Por Matheus Pastori, do blog Fora da Curva, parceiro do Aratu Online
Por ordem do desembargador Mario Alberto Simões Hirs foi solto da cadeia o vereador José Alberto de Carvalho (PSD/BA), mais conhecido como Zé Lambão, preso no último dia 7 de novembro após matar a tiros André Luiz Santos Cruz, de 36 anos, na cidade de Campo Formoso, interior do estado. O caso ocorreu em um bar do município.
De acordo com testemunhas, o vereador teria iniciado uma discussão após ser abordado por André a respeito do não cumprimento de antigas propostas de campanha. Logo depois, o verador foi à sua casa em busca de uma arma, voltou ao bar e deflagrou 9 tiros contra André Luiz. A polícia foi chamada e o político foi preso em flagrante, acusado de homicídio.
No despacho de habeas corpus emitido na última segunda-feira (12/12), pouco mais de um mês depois do crime, o desembargador acatou parcialmente os pedidos da defesa e determinou a liberdade de Zé Lambão, afirmando que o detento “não apresenta risco à segurança pública”.
Agora, o vereador é apenas obrigado a se apresentar mensalmente ao juiz da cidade, além de estar proibido de frequentar bares e boates. A população de Campo Formoso recebeu a notícia com indignação. “A cidade inteira está em choque, porque sabe que a libertação dele foi um jogo político para que ele possa assumir o mandato no dia 1 de janeiro”, disse ao Aratu Online, uma moradora da cidade que preferiu não se identificar.
Procurado por esta reportagem, Dilzo Santana, delegado de polícia de Campo Formoso que autuou o vereador em flagrante, se mostrou surpreso com a soltura de Zé Lambão.
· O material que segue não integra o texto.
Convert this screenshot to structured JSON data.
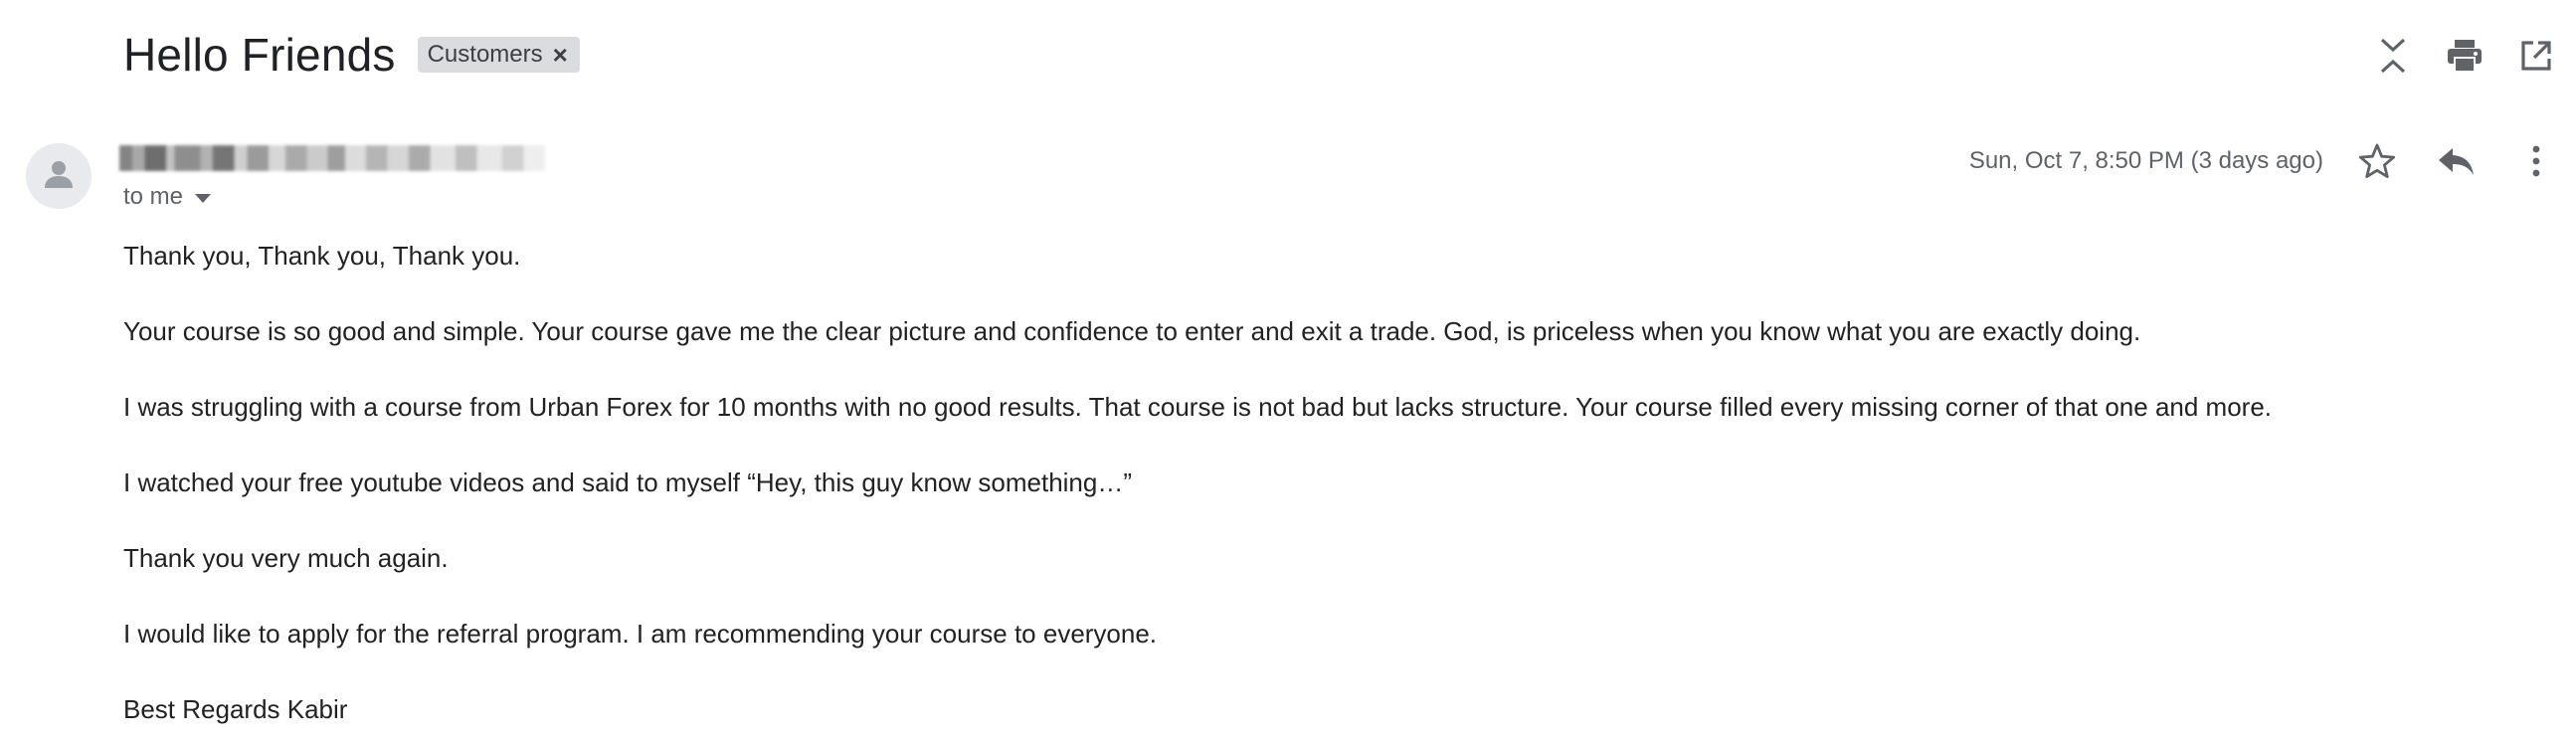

“Ele foi preso em flagrante e o caso foi encaminhado ao fórum. Não sei dizer sobre a situação atual, apenas que, pelos que sei, ele se encontrava no presídio de Juazeiro. Nada mais a comentar.”, disse o delegado.
Até o momento desta publicação, tanto a direção do presídio da cidade de Juazeiro quanto o escritório do desembargador Mário Alberto Simões não responderam às nossas tentativas de contato.